Nabila tersenyum ke arah Dalvin. Dalvin menghapus bekas air mata diwajah Nabila dengan ibu jarinya.
"Jangan nangis lagi karna gue gak punya tissu buat ngapus air mata lo" ujar Dalvin.
"Makasih Vin" ujar Nabila.
"Meskipun kita gak saling memiliki namun kita saling melengkapi" ujar Dalvin.
Ada gelenyar aneh ditubuh Nabila. Dia merasakan pipinya memanas saat itu juga.
"Cie blushing" ujar Dalvin sambil mencolek pipi Nabila.
"Ap-apaan sih" ujar Nabila salah tingkah.
"Ekheemm, masih pagi udah dua-duan aja" ujar Fitra yang entah sejak kapan sudah berdiri diambang pintu.

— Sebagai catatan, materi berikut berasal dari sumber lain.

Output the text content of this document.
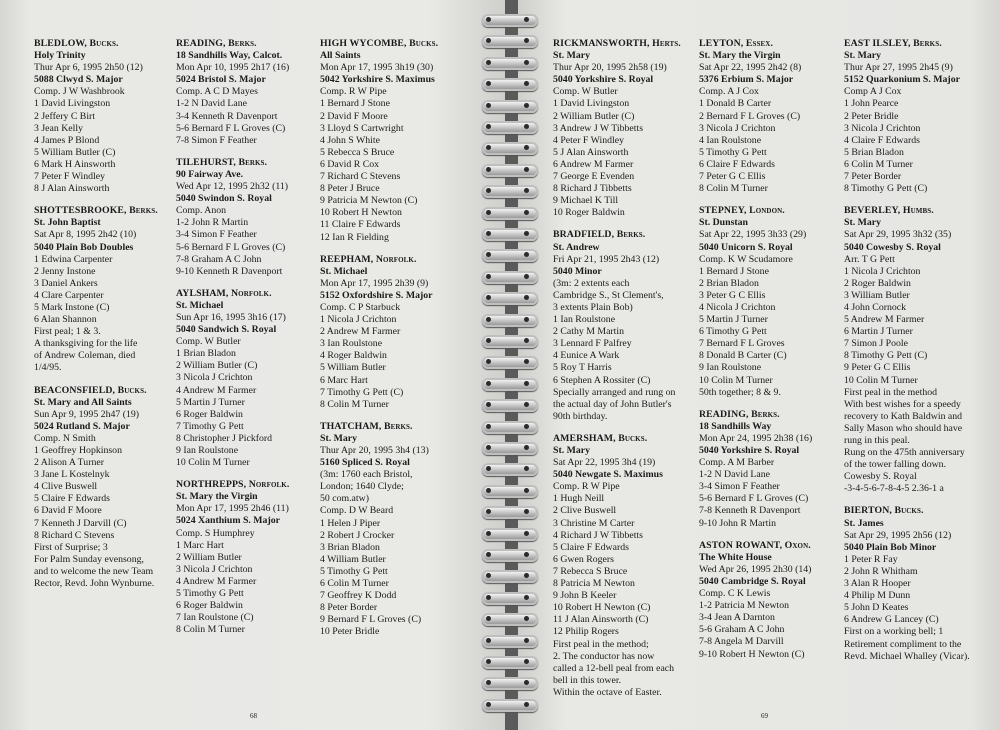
BLEDLOW, Bucks.
Holy Trinity
Thur Apr 6, 1995 2h50 (12)
5088 Clwyd S. Major
Comp. J W Washbrook
1 David Livingston
2 Jeffery C Birt
3 Jean Kelly
4 James P Blond
5 William Butler (C)
6 Mark H Ainsworth
7 Peter F Windley
8 J Alan Ainsworth
SHOTTESBROOKE, Berks.
St. John Baptist
Sat Apr 8, 1995 2h42 (10)
5040 Plain Bob Doubles
1 Edwina Carpenter
2 Jenny Instone
3 Daniel Ankers
4 Clare Carpenter
5 Mark Instone (C)
6 Alan Shannon
First peal; 1 & 3.
A thanksgiving for the life
of Andrew Coleman, died
1/4/95.
BEACONSFIELD, Bucks.
St. Mary and All Saints
Sun Apr 9, 1995 2h47 (19)
5024 Rutland S. Major
Comp. N Smith
1 Geoffrey Hopkinson
2 Alison A Turner
3 Jane L Kostelnyk
4 Clive Buswell
5 Claire F Edwards
6 David F Moore
7 Kenneth J Darvill (C)
8 Richard C Stevens
First of Surprise; 3
For Palm Sunday evensong,
and to welcome the new Team
Rector, Revd. John Wynburne.
READING, Berks.
18 Sandhills Way, Calcot.
Mon Apr 10, 1995 2h17 (16)
5024 Bristol S. Major
Comp. A C D Mayes
1-2 N David Lane
3-4 Kenneth R Davenport
5-6 Bernard F L Groves (C)
7-8 Simon F Feather
TILEHURST, Berks.
90 Fairway Ave.
Wed Apr 12, 1995 2h32 (11)
5040 Swindon S. Royal
Comp. Anon
1-2 John R Martin
3-4 Simon F Feather
5-6 Bernard F L Groves (C)
7-8 Graham A C John
9-10 Kenneth R Davenport
AYLSHAM, Norfolk.
St. Michael
Sun Apr 16, 1995 3h16 (17)
5040 Sandwich S. Royal
Comp. W Butler
1 Brian Bladon
2 William Butler (C)
3 Nicola J Crichton
4 Andrew M Farmer
5 Martin J Turner
6 Roger Baldwin
7 Timothy G Pett
8 Christopher J Pickford
9 Ian Roulstone
10 Colin M Turner
NORTHREPPS, Norfolk.
St. Mary the Virgin
Mon Apr 17, 1995 2h46 (11)
5024 Xanthium S. Major
Comp. S Humphrey
1 Marc Hart
2 William Butler
3 Nicola J Crichton
4 Andrew M Farmer
5 Timothy G Pett
6 Roger Baldwin
7 Ian Roulstone (C)
8 Colin M Turner
HIGH WYCOMBE, Bucks.
All Saints
Mon Apr 17, 1995 3h19 (30)
5042 Yorkshire S. Maximus
Comp. R W Pipe
1 Bernard J Stone
2 David F Moore
3 Lloyd S Cartwright
4 John S White
5 Rebecca S Bruce
6 David R Cox
7 Richard C Stevens
8 Peter J Bruce
9 Patricia M Newton (C)
10 Robert H Newton
11 Claire F Edwards
12 Ian R Fielding
REEPHAM, Norfolk.
St. Michael
Mon Apr 17, 1995 2h39 (9)
5152 Oxfordshire S. Major
Comp. C P Starbuck
1 Nicola J Crichton
2 Andrew M Farmer
3 Ian Roulstone
4 Roger Baldwin
5 William Butler
6 Marc Hart
7 Timothy G Pett (C)
8 Colin M Turner
THATCHAM, Berks.
St. Mary
Thur Apr 20, 1995 3h4 (13)
5160 Spliced S. Royal
(3m: 1760 each Bristol,
London; 1640 Clyde;
50 com.atw)
Comp. D W Beard
1 Helen J Piper
2 Robert J Crocker
3 Brian Bladon
4 William Butler
5 Timothy G Pett
6 Colin M Turner
7 Geoffrey K Dodd
8 Peter Border
9 Bernard F L Groves (C)
10 Peter Bridle
68
RICKMANSWORTH, Herts.
St. Mary
Thur Apr 20, 1995 2h58 (19)
5040 Yorkshire S. Royal
Comp. W Butler
1 David Livingston
2 William Butler (C)
3 Andrew J W Tibbetts
4 Peter F Windley
5 J Alan Ainsworth
6 Andrew M Farmer
7 George E Evenden
8 Richard J Tibbetts
9 Michael K Till
10 Roger Baldwin
BRADFIELD, Berks.
St. Andrew
Fri Apr 21, 1995 2h43 (12)
5040 Minor
(3m: 2 extents each
Cambridge S., St Clement's,
3 extents Plain Bob)
1 Ian Roulstone
2 Cathy M Martin
3 Lennard F Palfrey
4 Eunice A Wark
5 Roy T Harris
6 Stephen A Rossiter (C)
Specially arranged and rung on
the actual day of John Butler's
90th birthday.
AMERSHAM, Bucks.
St. Mary
Sat Apr 22, 1995 3h4 (19)
5040 Newgate S. Maximus
Comp. R W Pipe
1 Hugh Neill
2 Clive Buswell
3 Christine M Carter
4 Richard J W Tibbetts
5 Claire F Edwards
6 Gwen Rogers
7 Rebecca S Bruce
8 Patricia M Newton
9 John B Keeler
10 Robert H Newton (C)
11 J Alan Ainsworth (C)
12 Philip Rogers
First peal in the method;
2. The conductor has now
called a 12-bell peal from each
bell in this tower.
Within the octave of Easter.
LEYTON, Essex.
St. Mary the Virgin
Sat Apr 22, 1995 2h42 (8)
5376 Erbium S. Major
Comp. A J Cox
1 Donald B Carter
2 Bernard F L Groves (C)
3 Nicola J Crichton
4 Ian Roulstone
5 Timothy G Pett
6 Claire F Edwards
7 Peter G C Ellis
8 Colin M Turner
STEPNEY, London.
St. Dunstan
Sat Apr 22, 1995 3h33 (29)
5040 Unicorn S. Royal
Comp. K W Scudamore
1 Bernard J Stone
2 Brian Bladon
3 Peter G C Ellis
4 Nicola J Crichton
5 Martin J Turner
6 Timothy G Pett
7 Bernard F L Groves
8 Donald B Carter (C)
9 Ian Roulstone
10 Colin M Turner
50th together; 8 & 9.
READING, Berks.
18 Sandhills Way
Mon Apr 24, 1995 2h38 (16)
5040 Yorkshire S. Royal
Comp. A M Barber
1-2 N David Lane
3-4 Simon F Feather
5-6 Bernard F L Groves (C)
7-8 Kenneth R Davenport
9-10 John R Martin
ASTON ROWANT, Oxon.
The White House
Wed Apr 26, 1995 2h30 (14)
5040 Cambridge S. Royal
Comp. C K Lewis
1-2 Patricia M Newton
3-4 Jean A Darnton
5-6 Graham A C John
7-8 Angela M Darvill
9-10 Robert H Newton (C)
EAST ILSLEY, Berks.
St. Mary
Thur Apr 27, 1995 2h45 (9)
5152 Quarkonium S. Major
Comp A J Cox
1 John Pearce
2 Peter Bridle
3 Nicola J Crichton
4 Claire F Edwards
5 Brian Bladon
6 Colin M Turner
7 Peter Border
8 Timothy G Pett (C)
BEVERLEY, Humbs.
St. Mary
Sat Apr 29, 1995 3h32 (35)
5040 Cowesby S. Royal
Arr. T G Pett
1 Nicola J Crichton
2 Roger Baldwin
3 William Butler
4 John Cornock
5 Andrew M Farmer
6 Martin J Turner
7 Simon J Poole
8 Timothy G Pett (C)
9 Peter G C Ellis
10 Colin M Turner
First peal in the method
With best wishes for a speedy
recovery to Kath Baldwin and
Sally Mason who should have
rung in this peal.
Rung on the 475th anniversary
of the tower falling down.
Cowesby S. Royal
-3-4-5-6-7-8-4-5 2.36-1 a
BIERTON, Bucks.
St. James
Sat Apr 29, 1995 2h56 (12)
5040 Plain Bob Minor
1 Peter R Fay
2 John R Whitham
3 Alan R Hooper
4 Philip M Dunn
5 John D Keates
6 Andrew G Lancey (C)
First on a working bell; 1
Retirement compliment to the
Revd. Michael Whalley (Vicar).
69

"Iri aja lo bedug, makanya cari pacar biar kagak kurang belaian gitu" celetuk Dalvin.
"Ehh enak aja gue dikata kurbel, jodoh gue itu lagi otewe kesini tau" ujar Fitra.
"Dasar jones lo, iya jodoh lo lagi nunggu dipertigaan jalan noh" ujar Dalvin.
"Siapa?" tanya Fitra polos.
"Bosnya banci pengkolan" ujar Ido yang baru saja datang namun mendengar obrolan mereka.
"Kurang ajar lo bapak tuyul" emosi Fitra.
"apasih dugong" ledek ido.
"Dugong-dugong lo tuh buaya rawa"geram Fitra.
"Hahahaaa bukan buaya rawa diamah dug tapi buaya buntung" ujar Dalvin sambil tertawa lepas.
Nabila yang melihat Dalvin tertawa lepaspun ikut tersenyum.
Gue gak nyangka cowok pecicilan kaya lo ternyata punya sisi bijak, gue jadi penasaran sama sosok lo Vin. Batin Nabila.